Attachment: 13856.c (text/x-csrc), 593 bytes.
[16 Oct 2005 11:12] Valeriy Kravchuk 
Please, take a look at the minimal simplified test case I had uploaded as a file 13856.c. When I build a program out of it, as usual, and runs the results, it gives me two rows with client and server version, like these:

[openxs@Fedora 4.1]$ CFG=/home/openxs/DBS/4.1/bin/mysql_config
[openxs@Fedora 4.1]$ gcc -o 13856 `$CFG --cflags` 13856.c `$CFG --libs`
[openxs@Fedora 4.1]$ export LD_LIBRARY_PATH=`pwd`/lib/mysql
[openxs@Fedora 4.1]$ ./13856
Client info: 4.1.16
Server info: 4.1.16-debug

Note, that there is no memset() call in the text.
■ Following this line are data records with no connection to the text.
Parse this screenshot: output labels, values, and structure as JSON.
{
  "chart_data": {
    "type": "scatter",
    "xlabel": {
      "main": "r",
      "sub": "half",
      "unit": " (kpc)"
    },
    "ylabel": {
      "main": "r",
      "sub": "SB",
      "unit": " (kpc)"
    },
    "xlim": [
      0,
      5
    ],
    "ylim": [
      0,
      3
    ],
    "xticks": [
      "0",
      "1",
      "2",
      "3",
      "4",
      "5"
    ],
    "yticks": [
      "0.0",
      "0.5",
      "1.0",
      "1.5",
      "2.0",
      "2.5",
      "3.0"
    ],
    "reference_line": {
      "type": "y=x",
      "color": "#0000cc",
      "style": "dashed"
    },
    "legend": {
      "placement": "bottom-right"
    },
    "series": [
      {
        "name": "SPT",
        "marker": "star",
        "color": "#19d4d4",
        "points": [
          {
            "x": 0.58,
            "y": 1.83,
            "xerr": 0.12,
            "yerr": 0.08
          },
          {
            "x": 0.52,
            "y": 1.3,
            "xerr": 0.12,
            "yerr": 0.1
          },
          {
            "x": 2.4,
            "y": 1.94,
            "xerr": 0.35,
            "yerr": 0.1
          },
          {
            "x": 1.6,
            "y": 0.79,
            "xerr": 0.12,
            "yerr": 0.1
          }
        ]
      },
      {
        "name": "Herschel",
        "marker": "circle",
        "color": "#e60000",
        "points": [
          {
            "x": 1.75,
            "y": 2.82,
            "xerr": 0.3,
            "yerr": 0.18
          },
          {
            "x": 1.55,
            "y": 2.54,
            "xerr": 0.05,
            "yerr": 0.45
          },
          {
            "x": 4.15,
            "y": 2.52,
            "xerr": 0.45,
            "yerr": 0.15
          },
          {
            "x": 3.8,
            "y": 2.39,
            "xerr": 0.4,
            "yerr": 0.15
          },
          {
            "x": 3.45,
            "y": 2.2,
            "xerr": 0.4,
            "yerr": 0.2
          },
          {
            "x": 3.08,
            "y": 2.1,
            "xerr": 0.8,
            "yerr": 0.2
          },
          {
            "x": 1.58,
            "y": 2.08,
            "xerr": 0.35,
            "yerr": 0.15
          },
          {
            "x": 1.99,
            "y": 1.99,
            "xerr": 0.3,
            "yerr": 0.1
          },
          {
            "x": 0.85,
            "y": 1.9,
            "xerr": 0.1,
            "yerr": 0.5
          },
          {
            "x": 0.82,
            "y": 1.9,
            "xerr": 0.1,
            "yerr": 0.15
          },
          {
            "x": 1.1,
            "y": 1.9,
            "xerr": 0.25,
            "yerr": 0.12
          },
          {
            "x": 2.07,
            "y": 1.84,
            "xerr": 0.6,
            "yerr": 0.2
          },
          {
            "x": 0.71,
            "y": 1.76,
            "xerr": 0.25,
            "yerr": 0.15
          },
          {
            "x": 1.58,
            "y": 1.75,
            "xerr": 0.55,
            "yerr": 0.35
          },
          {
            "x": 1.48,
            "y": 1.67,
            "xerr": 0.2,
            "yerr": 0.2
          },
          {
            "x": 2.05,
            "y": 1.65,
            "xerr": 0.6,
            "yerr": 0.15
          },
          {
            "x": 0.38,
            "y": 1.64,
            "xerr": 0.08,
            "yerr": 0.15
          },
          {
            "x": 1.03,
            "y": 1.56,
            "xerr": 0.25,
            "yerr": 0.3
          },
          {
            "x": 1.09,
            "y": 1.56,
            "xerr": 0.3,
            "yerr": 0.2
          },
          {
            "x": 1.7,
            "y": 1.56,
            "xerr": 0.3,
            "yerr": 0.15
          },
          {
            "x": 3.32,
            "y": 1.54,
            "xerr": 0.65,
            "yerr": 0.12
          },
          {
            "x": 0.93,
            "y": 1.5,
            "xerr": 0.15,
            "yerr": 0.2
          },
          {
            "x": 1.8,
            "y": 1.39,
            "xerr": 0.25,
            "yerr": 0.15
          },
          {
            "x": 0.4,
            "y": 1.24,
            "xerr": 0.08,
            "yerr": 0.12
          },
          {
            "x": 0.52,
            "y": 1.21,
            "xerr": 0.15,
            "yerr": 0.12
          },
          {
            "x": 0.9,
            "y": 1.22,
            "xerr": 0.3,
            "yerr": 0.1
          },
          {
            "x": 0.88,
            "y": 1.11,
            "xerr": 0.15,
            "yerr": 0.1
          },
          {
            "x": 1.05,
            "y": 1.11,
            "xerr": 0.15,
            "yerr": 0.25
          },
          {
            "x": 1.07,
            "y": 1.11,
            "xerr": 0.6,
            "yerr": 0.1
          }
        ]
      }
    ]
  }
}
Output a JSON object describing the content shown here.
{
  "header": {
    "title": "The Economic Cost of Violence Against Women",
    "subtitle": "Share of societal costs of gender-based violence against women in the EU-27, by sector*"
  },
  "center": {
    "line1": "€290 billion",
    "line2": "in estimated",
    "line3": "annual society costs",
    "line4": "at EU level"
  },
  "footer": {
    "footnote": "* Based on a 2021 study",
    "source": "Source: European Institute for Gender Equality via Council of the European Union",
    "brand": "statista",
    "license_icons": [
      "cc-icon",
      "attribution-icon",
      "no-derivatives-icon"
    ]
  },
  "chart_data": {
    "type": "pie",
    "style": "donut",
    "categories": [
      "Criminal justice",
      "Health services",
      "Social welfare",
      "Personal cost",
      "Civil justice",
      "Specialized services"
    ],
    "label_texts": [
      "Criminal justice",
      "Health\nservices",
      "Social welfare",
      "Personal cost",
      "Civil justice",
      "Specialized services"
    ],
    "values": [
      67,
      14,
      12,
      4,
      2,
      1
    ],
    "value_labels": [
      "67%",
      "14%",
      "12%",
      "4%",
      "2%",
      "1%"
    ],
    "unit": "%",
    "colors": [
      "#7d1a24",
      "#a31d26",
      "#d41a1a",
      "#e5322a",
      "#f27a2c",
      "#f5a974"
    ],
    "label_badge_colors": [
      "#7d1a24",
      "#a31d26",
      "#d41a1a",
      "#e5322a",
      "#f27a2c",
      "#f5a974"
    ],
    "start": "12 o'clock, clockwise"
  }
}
If I understood you right, this test case will not work in your system. Please, try and inform about the results. Or, just add any needed modifications that show the problem you described.
[17 Nov 2005 0:00] Bugs System 
No feedback was provided for this bug for over a month, so it is
being suspended automatically. If you are able to provide the
information that was originally requested, please do so and change
the status of the bug back to "Open".